Among Fia’s special skills has always been the ability to decimate a hotel room in less than half an hour. This house, as was brought to her attention repeatedly in adolescence, is not a hotel. But, nonetheless, she’s taken a very similar approach upon her return to it within the past few days. Clothes are strewn on various surfaces, her semi-unpacked suitcase still splayed open on the floor. On the bedside table, a collection of crockery and water glasses has accumulated.

‘You’re messy,’ Benjamin declares, as he takes in the scene. It’s not a question, not a hypothesis; it’s just an observation. The facts speak for themselves.

‘Uh, yeah,’ Fia mumbles. What she sometimes likes to tell other people, when the subject comes up, is that she is untidy, rather than messy. People like that. It is a relatable flaw to admit to. Not gross. But the truth is that, left to her own devices, she has the capacity to be untidy, messy, dirty – all of them. Of course, she makes an effort, given her usual communal living situation. And she makes even more of an effort in work – a colossal, constant, necessity-driven effort. But, in the privacy of her own space, it’s very different. She has been known to let things congeal.

‘And you’re late,’ Benjamin continues. He looks, at this point, about as happy as a human being can be. Fia imagines she could tell him he’s won the lottery, and still his grin could hardly get wider.

‘I’m not late,’ she says, and then, with a quick glance down at her watch, honesty forces her to amend. ‘Yet.’

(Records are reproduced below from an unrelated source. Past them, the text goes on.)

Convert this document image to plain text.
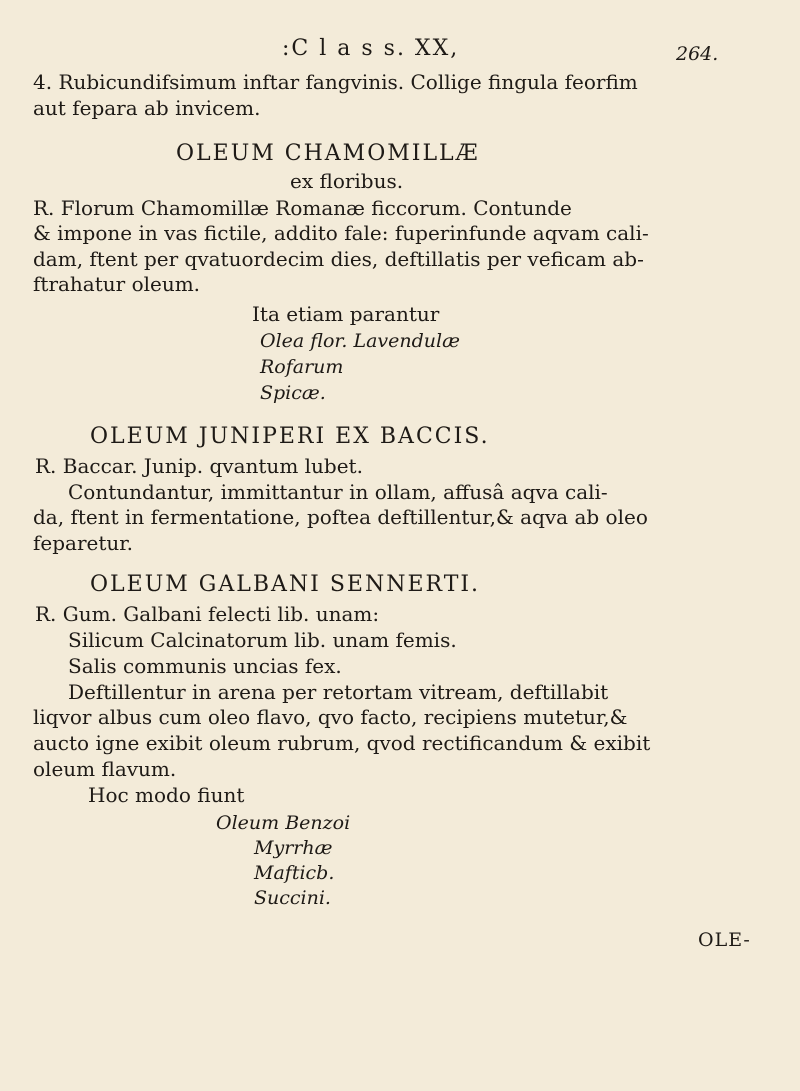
:C l a s s. XX,	264.
4. Rubicundifsimum inftar fangvinis. Collige fingula feorfim
aut fepara ab invicem.
OLEUM CHAMOMILLÆ
ex floribus.
R. Florum Chamomillæ Romanæ ficcorum. Contunde
& impone in vas fictile, addito fale: fuperinfunde aqvam cali-
dam, ftent per qvatuordecim dies, deftillatis per veficam ab-
ftrahatur oleum.
Ita etiam parantur
Olea flor. Lavendulæ
Rofarum
Spicæ.
OLEUM JUNIPERI EX BACCIS.
R. Baccar. Junip. qvantum lubet.
Contundantur, immittantur in ollam, affusâ aqva cali-
da, ftent in fermentatione, poftea deftillentur,& aqva ab oleo
feparetur.
OLEUM GALBANI SENNERTI.
R. Gum. Galbani felecti lib. unam:
Silicum Calcinatorum lib. unam femis.
Salis communis uncias fex.
Deftillentur in arena per retortam vitream, deftillabit
liqvor albus cum oleo flavo, qvo facto, recipiens mutetur,&
aucto igne exibit oleum rubrum, qvod rectificandum & exibit
oleum flavum.
Hoc modo fiunt
Oleum Benzoi
Myrrhæ
Mafticb.
Succini.
OLE-
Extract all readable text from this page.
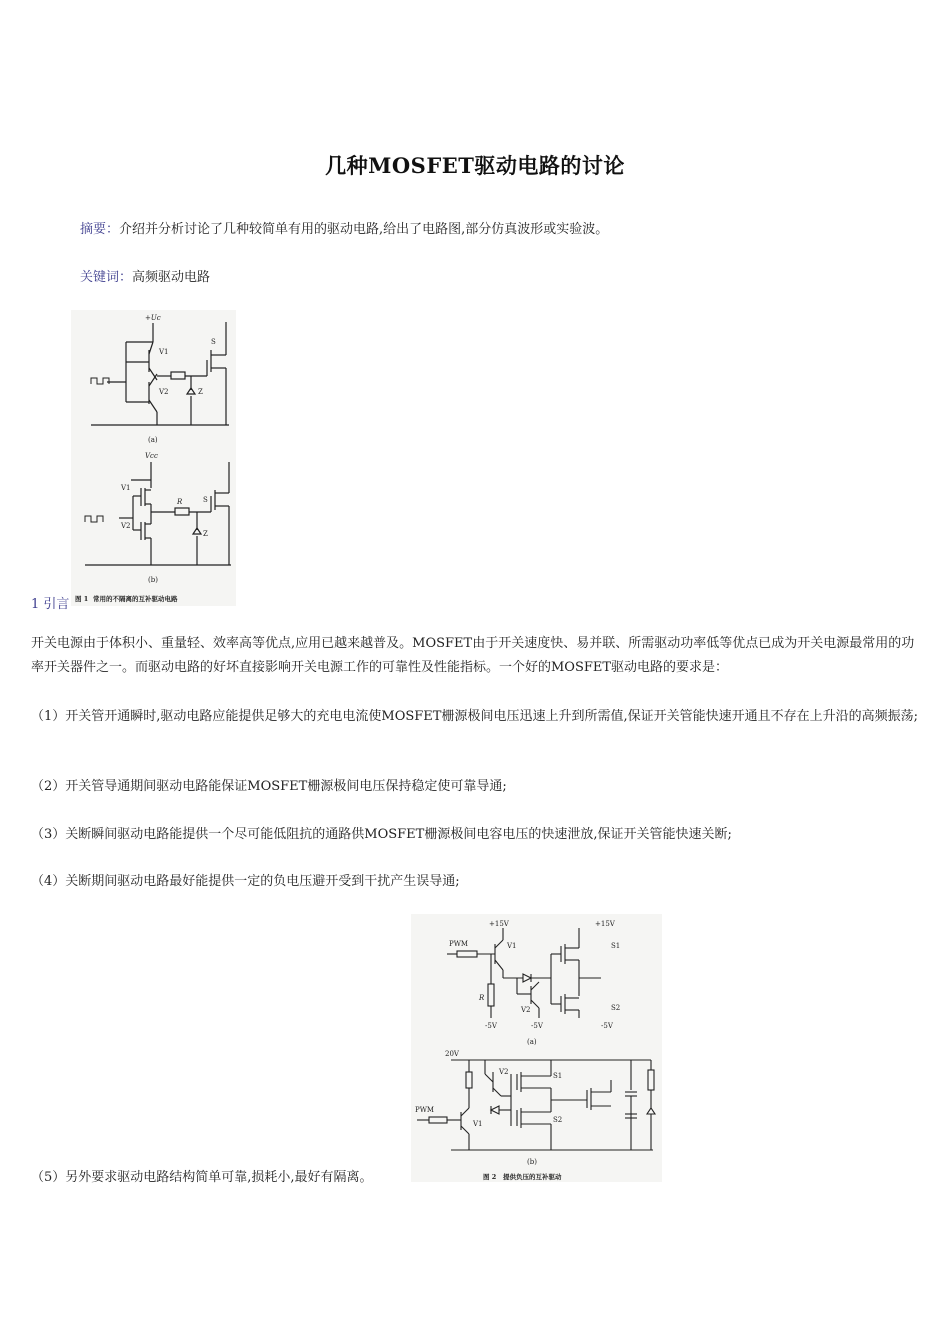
几种MOSFET驱动电路的讨论
摘要：介绍并分析讨论了几种较简单有用的驱动电路,给出了电路图,部分仿真波形或实验波。
关键词：高频驱动电路
+Uc
V1
V2	Z
S
(a)
Vcc
V1
V2
R
Z
S
(b)
图 1 常用的不隔离的互补驱动电路
1 引言
开关电源由于体积小、重量轻、效率高等优点,应用已越来越普及。MOSFET由于开关速度快、易并联、所需驱动功率低等优点已成为开关电源最常用的功率开关器件之一。而驱动电路的好坏直接影响开关电源工作的可靠性及性能指标。一个好的MOSFET驱动电路的要求是：
（1）开关管开通瞬时,驱动电路应能提供足够大的充电电流使MOSFET栅源极间电压迅速上升到所需值,保证开关管能快速开通且不存在上升沿的高频振荡;
（2）开关管导通期间驱动电路能保证MOSFET栅源极间电压保持稳定使可靠导通;
（3）关断瞬间驱动电路能提供一个尽可能低阻抗的通路供MOSFET栅源极间电容电压的快速泄放,保证开关管能快速关断;
（4）关断期间驱动电路最好能提供一定的负电压避开受到干扰产生误导通;
（5）另外要求驱动电路结构简单可靠,损耗小,最好有隔离。
+15V	+15V
PWM	V1
R
-5V
V2
-5V
S1
S2
-5V
(a)
20V
V2
PWM
V1
S1
S2
(b)
图 2 提供负压的互补驱动
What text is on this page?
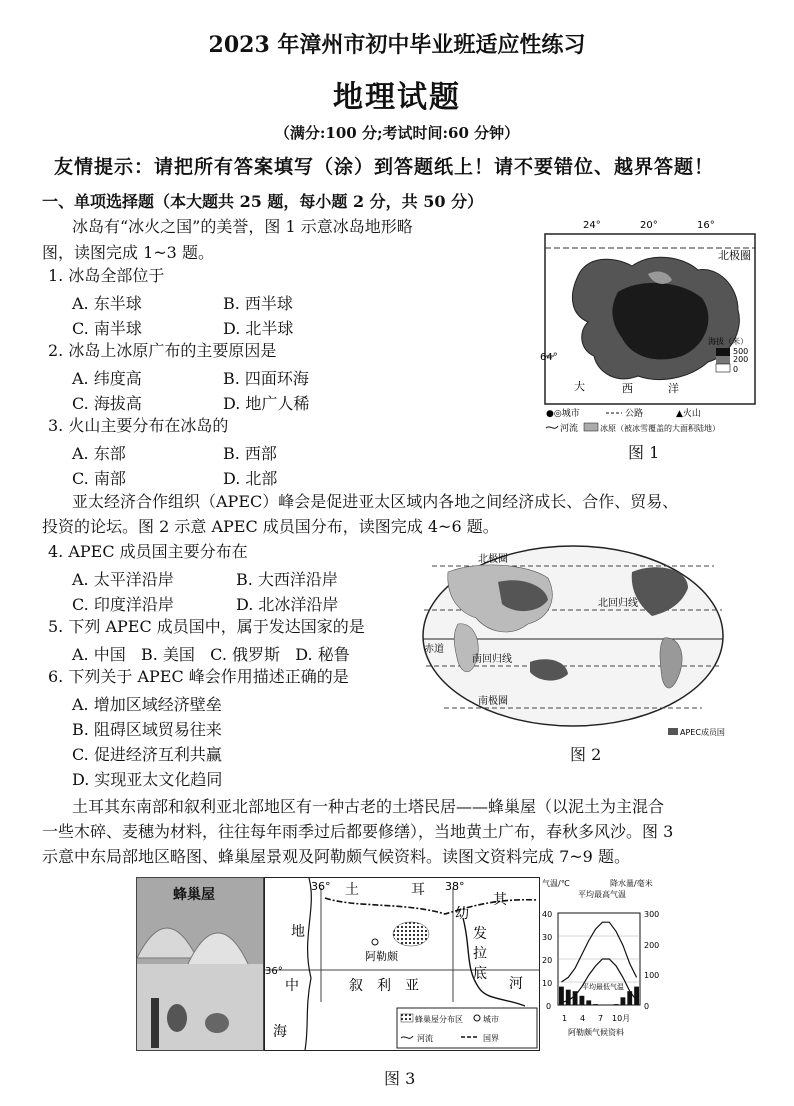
2023 年漳州市初中毕业班适应性练习
地理试题
（满分:100 分;考试时间:60 分钟）
友情提示：请把所有答案填写（涂）到答题纸上！请不要错位、越界答题！
一、单项选择题（本大题共 25 题，每小题 2 分，共 50 分）
冰岛有“冰火之国”的美誉，图 1 示意冰岛地形略
图，读图完成 1~3 题。
1. 冰岛全部位于
A. 东半球	B. 西半球
C. 南半球	D. 北半球
2. 冰岛上冰原广布的主要原因是
A. 纬度高	B. 四面环海
C. 海拔高	D. 地广人稀
3. 火山主要分布在冰岛的
A. 东部	B. 西部
C. 南部	D. 北部
24°	20°	16°
北极圈
64°
大	西	洋
海拔（米）
500
200
0
●◎城市	公路	▲火山
河流	冰原（被冰雪覆盖的大面积陆地）
图 1
亚太经济合作组织（APEC）峰会是促进亚太区域内各地之间经济成长、合作、贸易、
投资的论坛。图 2 示意 APEC 成员国分布，读图完成 4~6 题。
4. APEC 成员国主要分布在
A. 太平洋沿岸	B. 大西洋沿岸
C. 印度洋沿岸	D. 北冰洋沿岸
5. 下列 APEC 成员国中，属于发达国家的是
A. 中国   B. 美国   C. 俄罗斯   D. 秘鲁
6. 下列关于 APEC 峰会作用描述正确的是
A. 增加区域经济壁垒
B. 阻碍区域贸易往来
C. 促进经济互利共赢
D. 实现亚太文化趋同
北极圈
北回归线
赤道
南回归线
南极圈
APEC成员国
图 2
土耳其东南部和叙利亚北部地区有一种古老的土塔民居——蜂巢屋（以泥土为主混合
一些木碎、麦穗为材料，往往每年雨季过后都要修缮），当地黄土广布，春秋多风沙。图 3
示意中东局部地区略图、蜂巢屋景观及阿勒颇气候资料。读图文资料完成 7~9 题。
蜂巢屋
36°
36°	38°
土	耳
其
地
中
海
幼
发
拉
底
河
叙　利　亚
阿勒颇
蜂巢屋分布区	城市
河流	国界
气温/℃	降水量/毫米
平均最高气温
平均最低气温
1 4 7 10月
阿勒颇气候资料
40
30
20
10
0
300
200
100
0
图 3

This, in fact, is the usual way of it. She is very rarely late for things – she’s trained herself out of that – but she is almost always cutting it fine.

Benjamin says nothing – it is as though, in this moment, he might be recalibrating everything he ever thought to be true of her – and suddenly, Fia snaps back into action.

‘Turn around,’ she commands, and to his credit, he does so right away, with a bit of a chuckle. Swiftly, she wrestles on a T-shirt and the same hoodie she’s been grasping like armour. She reaches for an elastic band on her dressing table, sweeping her hair up into a ponytail. From the window, she can see the car on the driveway. Her father – somehow at once the most patient and most impatient man in the world – is indeed already sitting there, raring to go.

Haphazardly, she throws a few other items into her handbag, and then she’s pushing – physically pushing – Benjamin back out onto the landing and down the stairs.

He lets out a noise of protest that quickly becomes mostly laughter. His voice works its way into mock earnestness.

‘I gotta say, this doesn’t feel very welcoming, Fia. What happened to that famous Irish hospitality, huh?’ He polishes off the last of his sausage sandwich. ‘So far, you’re my least favourite member of this family by a mile.’